‘Opium Den’ in New Chinatown Hotel Stirs Controversy

Hotel 50 Bowery (Photo by Shuhan Yu via World Journal)

Hotel 50 Bowery, a brand new branch of the boutique chain Joie de Vivre, immediately stirred controversy right after it opened on May 16 in the heart of Chinatown. The opium den-themed parlor lounge that the 229-room hotel plans to unveil in June raised eyebrows among some in the community who blame the hotel for commercializing the painful memory of the Opium Wars, in which the Qing Dynasty was forced to sign humiliating treaties with the British invaders. A spokesperson from Bowery Holdings LLC, which owns the hotel, declined to comment because the company does not manage the hotel. The parent brand, Joie de Vivre, didn’t respond by press time. 

The 22-floor Hotel 50 Bowery is a building developed by Chu Enterprises LLC, a major development company in Chinatown to fulfill its founder, the late pioneer real estate developer Joseph Chu’s desire to give back to the community. Chu, who envisioned the hotel, passed away before he realized his dream. His son Alex and grandson Jonathan took over the torch to build the hotel, now the tallest building in Chinatown. The second floor of the hotel is designated as a public gallery jointly run with the Museum of Chinese in America to display antiques accidentally uncovered during the construction, such as the hundred-year-old wine bottles and dishes from the Bull’s Head Tavern which was located on the site, as well as exhibitions about the history of Chinatown. 

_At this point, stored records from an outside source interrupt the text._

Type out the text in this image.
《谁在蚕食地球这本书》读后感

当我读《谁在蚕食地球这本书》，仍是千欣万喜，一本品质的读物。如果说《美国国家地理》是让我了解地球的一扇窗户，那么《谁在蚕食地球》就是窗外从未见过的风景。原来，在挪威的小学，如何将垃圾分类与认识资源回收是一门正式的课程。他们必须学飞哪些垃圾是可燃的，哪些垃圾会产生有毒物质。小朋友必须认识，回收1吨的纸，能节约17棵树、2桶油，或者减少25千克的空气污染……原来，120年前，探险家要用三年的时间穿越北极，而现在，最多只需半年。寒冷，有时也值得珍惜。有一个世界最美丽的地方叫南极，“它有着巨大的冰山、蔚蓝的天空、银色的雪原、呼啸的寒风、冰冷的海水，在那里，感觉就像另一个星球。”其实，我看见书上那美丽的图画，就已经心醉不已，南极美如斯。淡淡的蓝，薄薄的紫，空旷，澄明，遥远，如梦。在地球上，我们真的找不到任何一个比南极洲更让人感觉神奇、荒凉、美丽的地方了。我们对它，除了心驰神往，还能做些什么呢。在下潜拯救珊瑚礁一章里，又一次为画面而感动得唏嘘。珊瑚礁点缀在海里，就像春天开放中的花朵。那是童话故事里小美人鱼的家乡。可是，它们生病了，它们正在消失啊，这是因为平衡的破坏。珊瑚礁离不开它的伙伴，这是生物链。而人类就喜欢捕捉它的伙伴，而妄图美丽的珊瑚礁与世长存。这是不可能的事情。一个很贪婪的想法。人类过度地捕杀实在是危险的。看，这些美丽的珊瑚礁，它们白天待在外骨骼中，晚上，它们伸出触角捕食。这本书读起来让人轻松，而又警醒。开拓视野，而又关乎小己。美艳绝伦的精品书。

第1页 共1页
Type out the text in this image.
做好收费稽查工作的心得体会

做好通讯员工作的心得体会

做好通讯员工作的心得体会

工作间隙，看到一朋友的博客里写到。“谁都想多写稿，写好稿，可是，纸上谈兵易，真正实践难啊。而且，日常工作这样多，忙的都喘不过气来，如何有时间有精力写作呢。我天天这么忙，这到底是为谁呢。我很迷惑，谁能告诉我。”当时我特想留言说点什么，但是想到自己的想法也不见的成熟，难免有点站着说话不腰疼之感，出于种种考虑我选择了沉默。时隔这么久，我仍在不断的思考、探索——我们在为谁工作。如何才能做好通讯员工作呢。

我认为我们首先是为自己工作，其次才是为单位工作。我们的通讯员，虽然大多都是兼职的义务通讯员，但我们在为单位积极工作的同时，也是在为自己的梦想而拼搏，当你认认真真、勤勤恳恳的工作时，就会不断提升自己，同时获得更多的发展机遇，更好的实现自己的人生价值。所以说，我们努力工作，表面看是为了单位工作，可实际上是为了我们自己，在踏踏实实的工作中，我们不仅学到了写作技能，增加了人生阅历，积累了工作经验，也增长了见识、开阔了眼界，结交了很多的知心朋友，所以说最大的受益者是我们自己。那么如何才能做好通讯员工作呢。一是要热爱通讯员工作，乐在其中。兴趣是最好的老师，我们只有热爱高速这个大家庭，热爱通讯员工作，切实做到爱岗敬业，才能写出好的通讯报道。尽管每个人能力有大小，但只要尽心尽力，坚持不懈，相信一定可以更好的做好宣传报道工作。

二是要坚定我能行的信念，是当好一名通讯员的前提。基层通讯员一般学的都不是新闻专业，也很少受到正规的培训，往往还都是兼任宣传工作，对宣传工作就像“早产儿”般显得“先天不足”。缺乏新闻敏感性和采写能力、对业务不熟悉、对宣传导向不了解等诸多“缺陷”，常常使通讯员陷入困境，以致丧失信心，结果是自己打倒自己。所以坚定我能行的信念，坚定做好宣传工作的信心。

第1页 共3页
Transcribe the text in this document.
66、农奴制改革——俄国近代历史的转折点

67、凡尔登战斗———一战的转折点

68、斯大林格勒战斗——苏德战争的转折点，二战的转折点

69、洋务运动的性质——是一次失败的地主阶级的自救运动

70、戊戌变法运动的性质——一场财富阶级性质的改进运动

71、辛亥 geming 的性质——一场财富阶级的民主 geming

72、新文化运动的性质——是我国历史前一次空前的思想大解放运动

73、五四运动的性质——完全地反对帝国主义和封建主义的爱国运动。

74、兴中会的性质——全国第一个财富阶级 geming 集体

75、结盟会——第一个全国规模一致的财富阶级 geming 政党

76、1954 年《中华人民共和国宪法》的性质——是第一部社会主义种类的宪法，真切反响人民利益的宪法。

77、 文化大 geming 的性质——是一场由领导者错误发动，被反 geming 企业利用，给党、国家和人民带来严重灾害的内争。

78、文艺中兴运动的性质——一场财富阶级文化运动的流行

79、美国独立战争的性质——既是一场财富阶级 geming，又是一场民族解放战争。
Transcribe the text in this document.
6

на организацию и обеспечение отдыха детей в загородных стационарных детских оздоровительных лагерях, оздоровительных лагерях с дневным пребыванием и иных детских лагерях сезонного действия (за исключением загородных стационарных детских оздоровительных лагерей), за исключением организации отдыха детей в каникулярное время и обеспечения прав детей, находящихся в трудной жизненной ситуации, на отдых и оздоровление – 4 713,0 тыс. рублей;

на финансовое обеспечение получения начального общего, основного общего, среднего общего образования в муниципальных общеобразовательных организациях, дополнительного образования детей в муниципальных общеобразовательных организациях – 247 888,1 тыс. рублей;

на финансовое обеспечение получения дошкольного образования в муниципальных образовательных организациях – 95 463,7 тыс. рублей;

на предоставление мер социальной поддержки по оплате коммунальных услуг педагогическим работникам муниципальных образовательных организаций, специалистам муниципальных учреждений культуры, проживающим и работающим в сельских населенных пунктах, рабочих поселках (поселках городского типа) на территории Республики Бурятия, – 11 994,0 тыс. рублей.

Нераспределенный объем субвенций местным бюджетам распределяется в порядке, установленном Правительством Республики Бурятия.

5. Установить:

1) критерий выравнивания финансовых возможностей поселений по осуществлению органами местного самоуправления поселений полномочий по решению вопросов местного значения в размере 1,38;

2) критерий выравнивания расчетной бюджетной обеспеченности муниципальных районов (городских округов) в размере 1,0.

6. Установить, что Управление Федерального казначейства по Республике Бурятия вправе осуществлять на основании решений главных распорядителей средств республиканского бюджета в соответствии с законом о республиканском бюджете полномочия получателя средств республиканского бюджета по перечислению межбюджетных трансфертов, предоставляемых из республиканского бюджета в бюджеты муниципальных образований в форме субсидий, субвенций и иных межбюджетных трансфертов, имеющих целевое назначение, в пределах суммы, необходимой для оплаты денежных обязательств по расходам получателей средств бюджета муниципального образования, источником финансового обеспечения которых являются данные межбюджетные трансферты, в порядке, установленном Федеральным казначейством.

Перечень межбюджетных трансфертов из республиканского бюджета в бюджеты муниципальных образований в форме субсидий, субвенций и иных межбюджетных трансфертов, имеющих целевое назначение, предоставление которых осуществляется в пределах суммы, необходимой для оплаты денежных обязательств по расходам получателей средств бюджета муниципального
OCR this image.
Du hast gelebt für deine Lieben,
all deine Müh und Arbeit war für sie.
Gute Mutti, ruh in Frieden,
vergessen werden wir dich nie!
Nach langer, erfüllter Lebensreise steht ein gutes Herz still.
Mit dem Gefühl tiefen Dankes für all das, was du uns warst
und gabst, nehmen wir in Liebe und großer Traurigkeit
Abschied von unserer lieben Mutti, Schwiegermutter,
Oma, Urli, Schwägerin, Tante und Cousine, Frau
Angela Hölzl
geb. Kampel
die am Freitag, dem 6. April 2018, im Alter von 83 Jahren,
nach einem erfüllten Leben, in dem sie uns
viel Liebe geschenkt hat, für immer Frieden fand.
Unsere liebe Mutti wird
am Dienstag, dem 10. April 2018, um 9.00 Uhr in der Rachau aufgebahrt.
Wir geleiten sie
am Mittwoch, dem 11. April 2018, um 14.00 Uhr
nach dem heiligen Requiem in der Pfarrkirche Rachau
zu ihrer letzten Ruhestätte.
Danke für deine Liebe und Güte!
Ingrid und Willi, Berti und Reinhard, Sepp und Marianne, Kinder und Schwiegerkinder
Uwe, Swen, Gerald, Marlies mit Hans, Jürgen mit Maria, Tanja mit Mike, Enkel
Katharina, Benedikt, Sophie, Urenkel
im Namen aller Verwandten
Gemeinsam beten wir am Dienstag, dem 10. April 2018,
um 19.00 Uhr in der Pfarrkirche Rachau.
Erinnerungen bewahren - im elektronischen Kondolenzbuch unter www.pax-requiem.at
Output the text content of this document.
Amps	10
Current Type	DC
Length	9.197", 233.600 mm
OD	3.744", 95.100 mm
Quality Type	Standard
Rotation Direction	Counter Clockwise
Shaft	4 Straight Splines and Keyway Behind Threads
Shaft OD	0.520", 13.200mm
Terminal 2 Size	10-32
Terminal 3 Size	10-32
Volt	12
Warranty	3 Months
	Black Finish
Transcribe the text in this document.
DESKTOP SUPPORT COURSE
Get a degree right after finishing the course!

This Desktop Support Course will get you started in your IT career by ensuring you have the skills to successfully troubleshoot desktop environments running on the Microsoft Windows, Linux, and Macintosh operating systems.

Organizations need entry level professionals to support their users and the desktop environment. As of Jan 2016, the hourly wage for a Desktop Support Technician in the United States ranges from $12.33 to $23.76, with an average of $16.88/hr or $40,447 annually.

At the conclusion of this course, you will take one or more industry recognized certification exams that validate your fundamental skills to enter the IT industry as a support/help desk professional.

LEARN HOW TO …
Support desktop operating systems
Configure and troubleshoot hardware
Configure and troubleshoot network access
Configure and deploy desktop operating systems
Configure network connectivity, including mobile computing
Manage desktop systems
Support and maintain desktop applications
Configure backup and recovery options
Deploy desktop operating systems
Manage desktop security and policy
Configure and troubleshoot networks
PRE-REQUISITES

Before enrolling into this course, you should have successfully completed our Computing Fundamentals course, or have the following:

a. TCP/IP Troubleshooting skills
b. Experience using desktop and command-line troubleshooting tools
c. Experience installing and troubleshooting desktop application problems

The lounge in question, named The Green Lady, is slated to open this summer. It offers live music and other entertainment facilities for guests to relax there. But it is backfiring – as if someone had dropped a bomb on the community. “The lounge brings back historic memories of the Opium Wars in the Qing Dynasty,” said Karlin Chan, a community activist, on May 22. “In the late 1800s, there were many fake opium dens in Chinatown run by white people. The 1882 Chinese Exclusion Act makes me suspect the dens were not real.”  Chan vehemently opposes Joie de Vivre using an opium den as a theme for the lounge. “The hotel is the pride of the community. But at the same time, it allows the management to market it using a negative stereotype of the Chinese. Isn’t it ironic?” Chan said. 

But Wellington Chen, executive director of the Chinatown Partnership, doesn’t agree. “The more you know about the history of Chinatown, the more you are aware that there are too many dark spots in history,” said Chen. But the marketing of a hotel has to be able to attract eyeballs. “Yves Saint Laurent has a perfume product called Opium. That is also a kind of marketing. So when a Chinese hotel mentions this history, is it really a vicious attempt?”